How Cetirizine Works
In response to the presence of certain allergens (foreign proteins), the immune system releases histamine, a chemical messenger that triggers allergy symptoms. As an antihistamine, cetirizine works by blocking histamine receptors, thereby preventing the release of histamine throughout the body.
Follow the directions on the drug label or as provided by your veterinarian.
Cetirizine can be given with or without food, but giving it with food can decrease the risk of digestive upset.
Missed a Dose?
Speak with your veterinarian about what to do if you forget to give a dose of cetirizine. Generally, they may instruct you to give it when you remember, or if it is almost time for your pet’s next dose, to skip the missed dose and resume your normal dosing schedule. Do not give extra or double doses.
Cetirizine Possible Side Effects
Cetirizine is generally well tolerated in animals. Side effects are uncommon and may include:
Human Side Effects
Cetirizine is a medication for humans, frequently with dosages different from those prescribed for your pet by a veterinarian. Due to possible side effects, humans should never use medicine dispensed for their pets and pets should not be given any medicine dispensed for a human’s use.
If you accidentally ingest a pet medication, call your physician or the national Poison Control Center hotline at 800-222-1222.
Call Your Vet If:
Severe side effects are seen (see above)
Your pet’s condition worsens or does not improve with treatment
You see or suspect an overdose
You have additional questions or concerns about the use of cetirizine
Cetirizine Overdose Information
Overdoses of cetirizine are rare.

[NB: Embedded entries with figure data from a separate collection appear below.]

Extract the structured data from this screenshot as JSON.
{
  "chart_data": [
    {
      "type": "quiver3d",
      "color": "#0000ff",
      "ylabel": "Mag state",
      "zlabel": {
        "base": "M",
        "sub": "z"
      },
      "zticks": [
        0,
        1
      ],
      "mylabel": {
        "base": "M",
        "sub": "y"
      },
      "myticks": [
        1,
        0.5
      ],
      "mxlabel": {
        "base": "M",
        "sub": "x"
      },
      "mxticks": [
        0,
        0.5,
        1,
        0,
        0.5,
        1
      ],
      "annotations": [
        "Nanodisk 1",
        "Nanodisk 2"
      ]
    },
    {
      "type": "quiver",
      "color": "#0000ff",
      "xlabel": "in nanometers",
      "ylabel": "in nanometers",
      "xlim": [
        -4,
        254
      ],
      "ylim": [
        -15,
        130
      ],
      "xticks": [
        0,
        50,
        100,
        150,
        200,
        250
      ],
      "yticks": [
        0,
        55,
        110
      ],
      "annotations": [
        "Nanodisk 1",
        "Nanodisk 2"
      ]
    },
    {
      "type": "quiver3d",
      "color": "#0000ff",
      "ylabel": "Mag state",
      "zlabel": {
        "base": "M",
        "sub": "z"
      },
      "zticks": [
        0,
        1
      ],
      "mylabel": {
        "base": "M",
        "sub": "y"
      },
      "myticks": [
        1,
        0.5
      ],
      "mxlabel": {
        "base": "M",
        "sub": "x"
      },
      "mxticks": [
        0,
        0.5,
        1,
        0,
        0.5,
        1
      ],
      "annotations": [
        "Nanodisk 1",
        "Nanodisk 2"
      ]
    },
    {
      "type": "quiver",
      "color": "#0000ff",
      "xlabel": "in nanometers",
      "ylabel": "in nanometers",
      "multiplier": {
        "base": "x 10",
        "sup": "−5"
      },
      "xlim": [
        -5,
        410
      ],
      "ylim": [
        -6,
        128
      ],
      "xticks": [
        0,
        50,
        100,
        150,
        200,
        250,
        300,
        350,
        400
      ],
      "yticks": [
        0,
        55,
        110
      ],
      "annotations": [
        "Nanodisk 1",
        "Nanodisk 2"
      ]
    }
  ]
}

Signs of a cetirizine overdose may include hyperactivity, agitation, vomiting, sleepiness, dilated pupils, diarrhea, and elevated heart rate (tachycardia).
Overdoses of cetirizine products that contain pseudoephedrine, such as Zyrtec-D® may be serious.

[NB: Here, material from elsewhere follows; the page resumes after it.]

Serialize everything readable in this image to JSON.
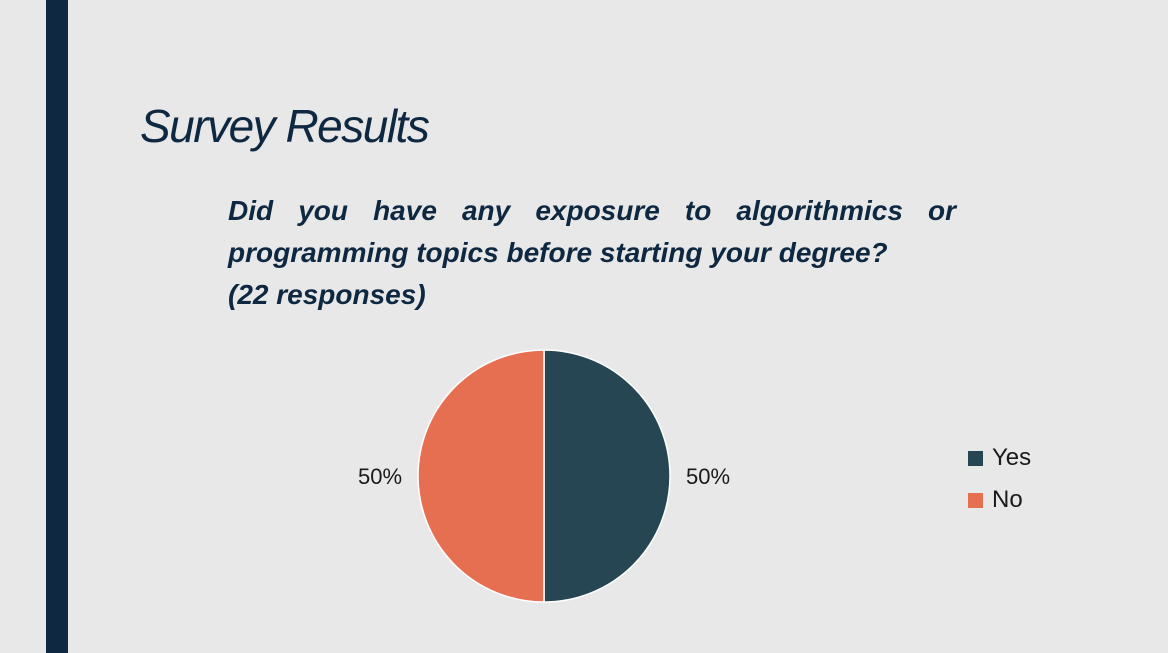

If you suspect an overdose, immediately contact your veterinarian, seek emergency veterinary care, or call an animal poison control center. Consultation fees often apply.
Pet Poison Helpline (855) 764-7661
ASPCA Animal Poison Control (888) 426-4435
Always confirm storage requirements by reading the prescription label.

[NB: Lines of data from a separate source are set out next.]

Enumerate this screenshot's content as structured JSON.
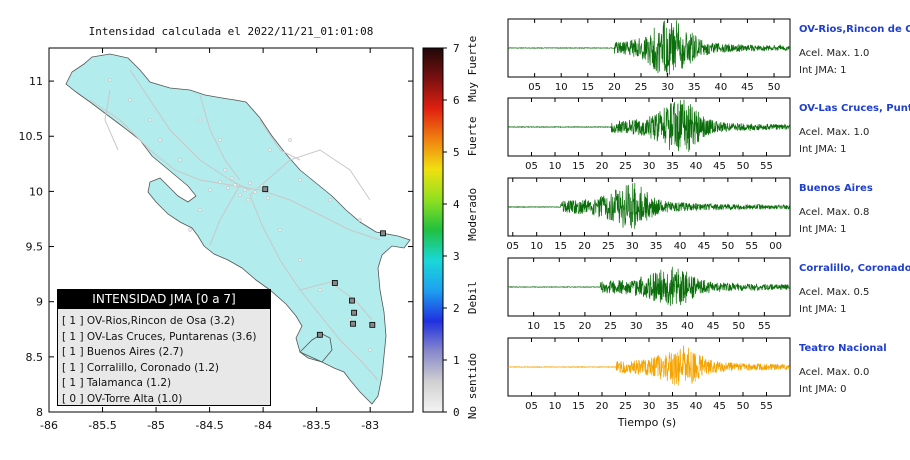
{
  "map": {
    "title": "Intensidad calculada el 2022/11/21_01:01:08",
    "lon_range": [
      -86,
      -82.6
    ],
    "lat_range": [
      8,
      11.3
    ],
    "xticks": [
      "-86",
      "-85.5",
      "-85",
      "-84.5",
      "-84",
      "-83.5",
      "-83"
    ],
    "xtick_values": [
      -86,
      -85.5,
      -85,
      -84.5,
      -84,
      -83.5,
      -83
    ],
    "yticks": [
      "8",
      "8.5",
      "9",
      "9.5",
      "10",
      "10.5",
      "11"
    ],
    "ytick_values": [
      8,
      8.5,
      9,
      9.5,
      10,
      10.5,
      11
    ],
    "land_color": "#b3ecec",
    "stations": [
      {
        "name": "OV-Rios,Rincon de Osa",
        "lon": -83.47,
        "lat": 8.7,
        "color": "#888888"
      },
      {
        "name": "OV-Las Cruces, Puntarenas",
        "lon": -82.98,
        "lat": 8.79,
        "color": "#888888"
      },
      {
        "name": "Buenos Aires",
        "lon": -83.33,
        "lat": 9.17,
        "color": "#888888"
      },
      {
        "name": "Corralillo, Coronado",
        "lon": -83.98,
        "lat": 10.02,
        "color": "#888888"
      },
      {
        "name": "Talamanca",
        "lon": -83.15,
        "lat": 8.9,
        "color": "#888888"
      },
      {
        "name": "OV-Torre Alta",
        "lon": -82.88,
        "lat": 9.62,
        "color": "#888888"
      },
      {
        "name": "",
        "lon": -83.17,
        "lat": 9.01,
        "color": "#888888"
      },
      {
        "name": "",
        "lon": -83.16,
        "lat": 8.8,
        "color": "#888888"
      }
    ]
  },
  "colorbar": {
    "ticks": [
      "0",
      "1",
      "2",
      "3",
      "4",
      "5",
      "6",
      "7"
    ],
    "categories": [
      "No sentido",
      "Debil",
      "Moderado",
      "Fuerte",
      "Muy Fuerte"
    ],
    "category_values": [
      0.5,
      2.2,
      3.8,
      5.3,
      6.6
    ],
    "stops": [
      "#f4f4f4",
      "#d0d0d0",
      "#8888cc",
      "#2030e0",
      "#1ea0f0",
      "#19d8d8",
      "#20c040",
      "#90e020",
      "#f0e010",
      "#f08010",
      "#e02010",
      "#7a1010",
      "#200808"
    ]
  },
  "legend": {
    "title": "INTENSIDAD JMA [0 a 7]",
    "rows": [
      {
        "jma": "[ 1 ]",
        "label": "OV-Rios,Rincon de Osa (3.2)"
      },
      {
        "jma": "[ 1 ]",
        "label": "OV-Las Cruces, Puntarenas (3.6)"
      },
      {
        "jma": "[ 1 ]",
        "label": "Buenos Aires (2.7)"
      },
      {
        "jma": "[ 1 ]",
        "label": "Corralillo, Coronado (1.2)"
      },
      {
        "jma": "[ 1 ]",
        "label": "Talamanca (1.2)"
      },
      {
        "jma": "[ 0 ]",
        "label": "OV-Torre Alta (1.0)"
      }
    ]
  },
  "seismograms": {
    "xlabel": "Tiempo (s)",
    "panels": [
      {
        "station": "OV-Rios,Rincon de Osa",
        "acel": "Acel. Max. 1.0",
        "jma": "Int JMA: 1",
        "color": "#0a6e0a",
        "ticks": [
          "05",
          "10",
          "15",
          "20",
          "25",
          "30",
          "35",
          "40",
          "45",
          "50"
        ],
        "start_s": 0,
        "end_s": 53,
        "onset_s": 20,
        "peak_s": 30.5,
        "peak_amp": 1.0
      },
      {
        "station": "OV-Las Cruces, Puntarenas",
        "acel": "Acel. Max. 1.0",
        "jma": "Int JMA: 1",
        "color": "#0a6e0a",
        "ticks": [
          "05",
          "10",
          "15",
          "20",
          "25",
          "30",
          "35",
          "40",
          "45",
          "50",
          "55"
        ],
        "start_s": 0,
        "end_s": 60,
        "onset_s": 22,
        "peak_s": 36.5,
        "peak_amp": 1.0
      },
      {
        "station": "Buenos Aires",
        "acel": "Acel. Max. 0.8",
        "jma": "Int JMA: 1",
        "color": "#0a6e0a",
        "ticks": [
          "05",
          "10",
          "15",
          "20",
          "25",
          "30",
          "35",
          "40",
          "45",
          "50",
          "55",
          "00"
        ],
        "start_s": 4,
        "end_s": 63,
        "onset_s": 15,
        "peak_s": 29.5,
        "peak_amp": 0.8
      },
      {
        "station": "Corralillo, Coronado",
        "acel": "Acel. Max. 0.5",
        "jma": "Int JMA: 1",
        "color": "#0a6e0a",
        "ticks": [
          "10",
          "15",
          "20",
          "25",
          "30",
          "35",
          "40",
          "45",
          "50",
          "55"
        ],
        "start_s": 5,
        "end_s": 60,
        "onset_s": 23,
        "peak_s": 37,
        "peak_amp": 0.5
      },
      {
        "station": "Teatro Nacional",
        "acel": "Acel. Max. 0.0",
        "jma": "Int JMA: 0",
        "color": "#f5a300",
        "ticks": [
          "05",
          "10",
          "15",
          "20",
          "25",
          "30",
          "35",
          "40",
          "45",
          "50",
          "55"
        ],
        "start_s": 0,
        "end_s": 60,
        "onset_s": 23,
        "peak_s": 37,
        "peak_amp": 0.0
      }
    ]
  },
  "chart_data": [
    {
      "type": "scatter",
      "title": "Intensidad calculada el 2022/11/21_01:01:08",
      "xlabel": "",
      "ylabel": "",
      "xlim": [
        -86,
        -82.6
      ],
      "ylim": [
        8,
        11.3
      ],
      "series": [
        {
          "name": "",
          "x": [
            -83.47,
            -82.98,
            -83.33,
            -83.98,
            -83.15,
            -82.88
          ],
          "y": [
            8.7,
            8.79,
            9.17,
            10.02,
            8.9,
            9.62
          ]
        }
      ],
      "legend_title": "INTENSIDAD JMA [0 a 7]",
      "legend_entries": [
        "OV-Rios,Rincon de Osa (3.2)",
        "OV-Las Cruces, Puntarenas (3.6)",
        "Buenos Aires (2.7)",
        "Corralillo, Coronado (1.2)",
        "Talamanca (1.2)",
        "OV-Torre Alta (1.0)"
      ],
      "jma_values": [
        1,
        1,
        1,
        1,
        1,
        0
      ],
      "colorbar_range": [
        0,
        7
      ]
    },
    {
      "type": "line",
      "title": "",
      "xlabel": "Tiempo (s)",
      "ylabel": "",
      "series": [
        {
          "name": "OV-Rios,Rincon de Osa",
          "peak_acceleration": 1.0,
          "jma": 1
        },
        {
          "name": "OV-Las Cruces, Puntarenas",
          "peak_acceleration": 1.0,
          "jma": 1
        },
        {
          "name": "Buenos Aires",
          "peak_acceleration": 0.8,
          "jma": 1
        },
        {
          "name": "Corralillo, Coronado",
          "peak_acceleration": 0.5,
          "jma": 1
        },
        {
          "name": "Teatro Nacional",
          "peak_acceleration": 0.0,
          "jma": 0
        }
      ]
    }
  ]
}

Cetirizine should be stored at controlled temperatures from 68 to 77 F.
Keep the container tightly closed in order to protect its contents from moisture and light. Compounded medications should be stored according to the compounding pharmacy’s label.
Keep out of reach of children and pets.
Cetirizine for Dogs FAQs
Is cetirizine safe for dogs?
Cetirizine is considered safe for most dogs. Speak with your vet first to ensure this medication is appropriate for your dog. It is important to only use products that contain cetirizine as the sole active ingredient and avoid human combination products that contain other ingredients that may be toxic to animals.
Zyrtec-D®, the combination product containing pseudoephedrine, is not safe for use in dogs or cats. Some liquid formulations of cetirizine may contain propylene glycol, which is toxic to cats. Cetirizine orally disintegrating tablets may contain xylitol, which is toxic to dogs.
Can dogs take cetirizine for allergies?
Yes. Dogs can take antihistamines including cetirizine for relief from allergy symptoms.
How much cetirizine can you give a dog?
With any medication, the safest way to know the proper dose for your dog is to ask your veterinarian. Your veterinarian will recommend the appropriate dose for your dog depending on their individual needs, other medications they may be on, and their age, weight, and breed.
No vet writer or qualified reviewer has received any compensation from the manufacturer of the medication as part of creating this article. All content contained in this article is sourced from public sources or the manufacturer.